- KPK mempanggil direksi Plato Isoiki dan eks Kacab Yodya Karya Pekanbaru.
- Pemeriksaan itu terkait kasus flover Jalan Tuanku Tambusai-Jalan Soekarno Hatta.
- Dua saksi tersebut dipanggil untuk diperiksa di Kantor BPK Perwakilan Riau.
SuaraRiau.id - Kasus dugaan korupsi proyek pembangunan Flyover Simpang SKA yang tengah ditangani Komisi Pemberantasan Korupsi (KPK) memasuki tahap baru.

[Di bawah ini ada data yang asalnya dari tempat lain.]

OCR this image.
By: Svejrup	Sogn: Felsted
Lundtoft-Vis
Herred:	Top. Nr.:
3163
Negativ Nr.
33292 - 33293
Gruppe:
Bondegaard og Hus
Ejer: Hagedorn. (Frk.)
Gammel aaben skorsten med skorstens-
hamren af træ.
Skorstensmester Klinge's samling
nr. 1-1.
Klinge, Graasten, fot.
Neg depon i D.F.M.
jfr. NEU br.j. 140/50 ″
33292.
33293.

Lembaga antirasuah tersebut memanggil direksi PT Plato Isoiki dan mantan kepala cabang pada PT Yodya Karya (Persero) Pekanbaru.
"Pemeriksaan atas nama KH selaku Direktur PT Plato Isoiki, dan NR selaku Kepala Cabang PT Yodya Karya Pekanbaru periode 2015-2023," ujar Juru Bicara KPK Budi Prasetyo dikutip dari Antara, Senin (20/4/2026).
Budi menjelaskan, bahwa dua saksi tersebut dipanggil untuk diperiksa di Kantor Badan Pemeriksa Keuangan (BPK) Perwakilan Riau.
Sebelumnya, KPK pada 10 Januari 2025 menetapkan lima orang sebagai tersangka kasus dugaan korupsi pembangunan flover Simpang SKA (Jalan Tuanku Tambusai-Jalan Soekarno Hatta) di lingkungan Pemprov Riau tahun anggaran 2018.
Para tersangka tersebut adalah Kepala Bidang Pembangunan dan Jembatan Dinas Pekerjaan Umum, Penataan Ruang, Perumahan, Kawasan Permukiman dan Pertanahan (PUPR-PKPP) Riau sekaligus merupakan kuasa pengguna anggaran dan pejabat pembuat komitmen berinisial YN, dan konsultan perencana berinisial GR.
Kemudian Direktur Utama PT Semangat Hasrat Jaya berinisial TC, Direktur PT Sumbersari Ciptamarga berinisial ES, dan Kepala PT Yodya Karya (Persero) Cabang Pekanbaru berinisial NR.
Berdasarkan informasi yang dihimpun, mereka adalah Yunannaris (YN) Gusrizal (GR), Triandi Chandra (TC), Elpi Sandra (ES), dan Nurbaiti (NR).
Dalam perkara itu, diduga telah terjadi kerugian keuangan negara sebesar Rp60,8 miliar dari nilai kontrak sebesar Rp159,3 miliar.